Simbrief V speeds

  • Does anyone else use SimBrief? it works great with the A350, even with an out-of-date Airac; route building works well on most of the longhauls I've done, and fuel burn predictions are amazingly accurate.

    My question is about V speeds (specifically at light weights. The OIS seems to give incorrect V speeds (and possibly wrong To-off trim settings, Simbreif gives correct lower V speeds.

    The issue is that the OIS speeds are so high for the gross weight, the aircraft will want to become airborne before V1 (depending on CG) The speed difference between Aerofly OIS and SimBrief/real world can be as much as 15/20 knots.

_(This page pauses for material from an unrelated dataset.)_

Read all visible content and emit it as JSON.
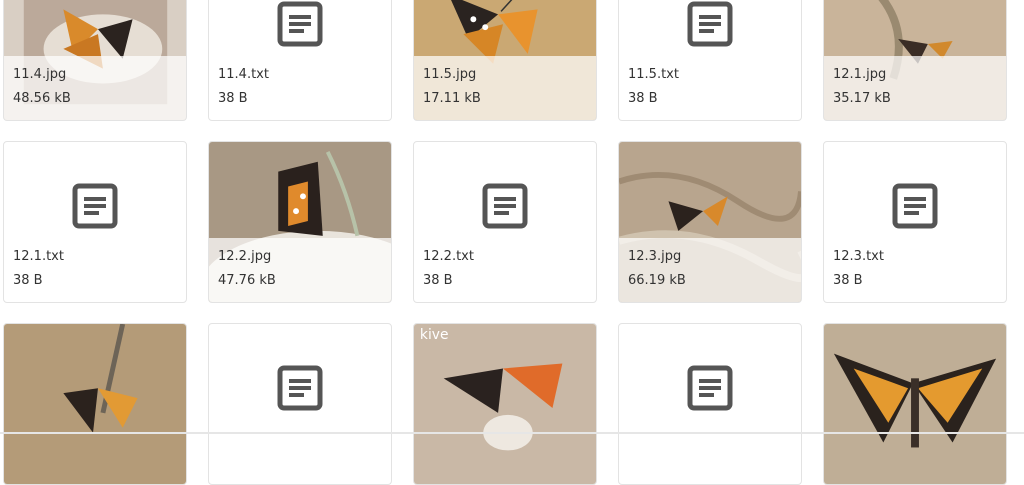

    Landing VLS for various gross weights are correct in both the OIS and SimBrief

    This shows the difference in speeds at 249 tonnes

    Simbrief

    V1 - 146
    VR - 150
    V2 - 160

    OIS

    V1 - 160
    VR - 167
    V2 -176


    Edited 2 times, last by 777Driver (January 3, 2026 at 5:43 PM).

  • I still have to check when and how the real aircraft changes the VLS from takeoff to flight phase computations. The VLS we use is the same for both and with that the takeoff speeds must be higher, otherwise you would immediately be in a low speed state after lift off according to the VLS displayed on the PFD.

    The v-speeds can also be calculated and inserted directly by double clicking the MFD text entry fields. The computation works a bit different here, so the values may not be identical to the OIS computations.

    Obviously we also don't know where SimBrief get's its values from and if we can rely on that or if they just happen to work with other addon aircraft for other simulators but are actually incorrect.

    If you have a real world table for the v-speeds for our exact weight variant (as shown on the OIS), then I'd be happy to use those instead. But we're not going copy data from someone else where we're not sure if they are correct and how they obtained them.

  • Like I said, we also base our values on VLS data from the real aircraft but the data may be different for takeoff. Not sure why they do this but perhaps the additional thrust component directed upwards is accounted for here which isn't credited for horizontal flight and stall? I'd have to dig deeper into the logic.